Successful graduate of an "elite" university. With a wife from a state school who kicked his ass financially before we got hitched... (just saying)


👤 wesammikhail
Any adventure you embark on will involve some degree of luck. However, You not getting into Stanford isn't because you weren't lucky. It´s because you didn't have the connections, the money, the reputation, the scores, the will, the intellect or any of 100 different reasons. Don´t blame it all on luck just because that absolves you of the responsibility.

As someone who has exited multiple startups let me tell you first hand that startups are what you make them out to be. The success of a startup however, while there are some large factors that are outside of your control, is mostly a function of how hard working and smart you are. You need to make the right decisions and work hard for a long time toward a vision that you believe in. Meanwhile being a student requires you to be somewhat good at bullshitting and maintaining a body temperature somewhere in the 30s (and for the students out there, dont get butt-hurt by this comment, it´s literally true).

That said, you have to understand that startups are not for everyone. The best advice I can give you is to go out and work for a startup for a year or two and gain some experience. Additionally get close to the CEO and have him mentor you until you understand what it takes to run a company of that size. You might find that running the show isn't really for you, and there is no shame in that. Meanwhile, save all the cash you can because you will need every dollar once you eventually start your own thing if you decide to do so. It may take months or years until the money makes it in so you want to save up as much as possible and use those savings when the time is right.


👤 Alex3917
> Does luck play an equally large factor?

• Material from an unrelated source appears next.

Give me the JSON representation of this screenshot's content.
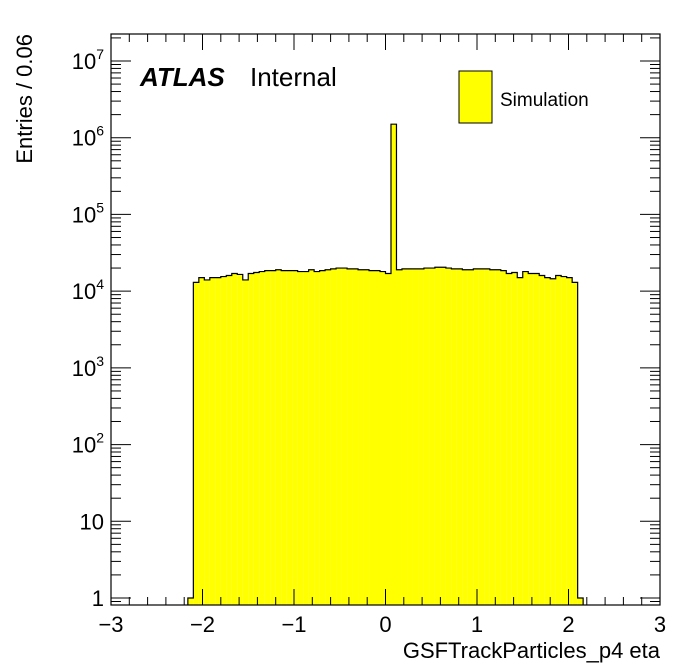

There are some startups that only succeed due to luck, and some startups that only fail due to luck, but most startups aren't in either category.

For the most part if your startup idea requires something like Oprah endorsing it in order for you to succeed, then it's by definition a bad idea.



👤 youeseh
Luck is a factor. With knowledge, skill, preparation, learning from experimentation... you get better at pitching.

👤 rajacombinator
Luck is the #1 factor in anything. Persistence is probably #2.

👤 akhilcacharya
Getting into Stanford is only a small degree of luck. It's only luck if you otherwise fit the profile and were passed over for more trivial reasons. It's really not a lottery.